Numerical workflow for autonomous synthesis of vertical axis wind turbine blades.
Blades shape is synthesized for maximum annual energy production.
For different locations the workflow synthesizes different shapes.
The workflow can invent new shapes (without a resembling initial shape).
Several case studies are presented with promising results.
This paper presents a numerical workflow designed and developed for autonomous synthesis of vertical axis wind turbine (VAWT) blades for maximum annual energy production at a specified location given by specified wind speed distribution and prescribed tip speed ratio. The workflow can synthesize shapes of both classical VAWT designs: Darrieus and Savonius rotors. This is achieved using a novel shape parameterization scheme based on B-splines which represents a compromise between shape generality and the multitude of shape variables.

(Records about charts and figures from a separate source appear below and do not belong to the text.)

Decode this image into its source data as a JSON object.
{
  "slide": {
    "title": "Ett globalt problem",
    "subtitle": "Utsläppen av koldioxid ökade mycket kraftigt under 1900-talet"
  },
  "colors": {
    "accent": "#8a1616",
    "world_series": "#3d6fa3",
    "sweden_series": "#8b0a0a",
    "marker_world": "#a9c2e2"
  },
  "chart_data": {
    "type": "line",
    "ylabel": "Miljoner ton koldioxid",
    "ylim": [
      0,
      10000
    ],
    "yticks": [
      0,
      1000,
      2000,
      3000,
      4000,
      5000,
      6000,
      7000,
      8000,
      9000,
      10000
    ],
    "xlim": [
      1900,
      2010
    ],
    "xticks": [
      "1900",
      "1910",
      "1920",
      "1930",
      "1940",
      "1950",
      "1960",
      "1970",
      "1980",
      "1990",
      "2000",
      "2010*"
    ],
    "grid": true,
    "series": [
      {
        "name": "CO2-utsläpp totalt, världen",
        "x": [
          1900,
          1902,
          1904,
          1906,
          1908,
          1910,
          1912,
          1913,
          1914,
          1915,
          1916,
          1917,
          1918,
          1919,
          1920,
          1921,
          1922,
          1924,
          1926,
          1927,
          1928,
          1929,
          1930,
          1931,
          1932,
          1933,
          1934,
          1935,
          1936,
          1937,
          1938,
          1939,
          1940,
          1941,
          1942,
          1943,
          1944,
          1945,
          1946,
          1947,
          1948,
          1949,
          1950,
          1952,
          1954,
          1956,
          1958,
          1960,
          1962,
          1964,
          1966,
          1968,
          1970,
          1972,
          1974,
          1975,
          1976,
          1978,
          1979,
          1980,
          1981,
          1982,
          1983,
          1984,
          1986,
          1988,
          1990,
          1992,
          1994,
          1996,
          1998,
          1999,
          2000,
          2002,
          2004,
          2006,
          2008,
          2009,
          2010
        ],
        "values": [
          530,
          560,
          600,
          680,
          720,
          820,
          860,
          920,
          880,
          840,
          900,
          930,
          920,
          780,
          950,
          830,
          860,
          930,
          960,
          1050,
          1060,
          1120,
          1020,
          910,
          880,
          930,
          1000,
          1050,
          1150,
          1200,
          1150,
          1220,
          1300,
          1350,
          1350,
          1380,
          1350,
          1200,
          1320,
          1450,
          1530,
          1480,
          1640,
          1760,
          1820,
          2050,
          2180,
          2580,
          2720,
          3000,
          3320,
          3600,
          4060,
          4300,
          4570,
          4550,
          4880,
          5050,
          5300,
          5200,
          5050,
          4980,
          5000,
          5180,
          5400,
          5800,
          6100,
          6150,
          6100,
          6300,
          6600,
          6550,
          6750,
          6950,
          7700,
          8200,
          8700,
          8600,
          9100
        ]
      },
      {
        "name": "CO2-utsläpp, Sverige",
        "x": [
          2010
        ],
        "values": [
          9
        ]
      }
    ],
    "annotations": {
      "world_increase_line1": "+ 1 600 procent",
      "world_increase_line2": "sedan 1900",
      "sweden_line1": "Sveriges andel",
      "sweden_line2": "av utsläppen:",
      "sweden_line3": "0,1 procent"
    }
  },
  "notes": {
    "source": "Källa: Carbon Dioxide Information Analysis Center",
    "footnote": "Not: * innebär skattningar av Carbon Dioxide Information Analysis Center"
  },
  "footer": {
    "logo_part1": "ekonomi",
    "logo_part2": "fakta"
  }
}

The developed computational framework enables the optimizer to synthesize and evaluate a variety of geometrically and even topologically different shapes such as the Darrieus and Savonius types. Moreover, the workflow can invent (i.e. numerically generate without a resembling initial shape) new generic shapes for custom operating conditions. Both single wind-speed and systems related to real-site operating conditions specified by a given distribution of wind speeds are considered. The developed workflow consists of efficient geometry parameterization, a genetic algorithm based optimizer and a computational fluid dynamics based simulator. The rather promising results of custom-shaped vertical axis wind turbines for maximum annual energy production at a given specific site are presented using a set of case studies.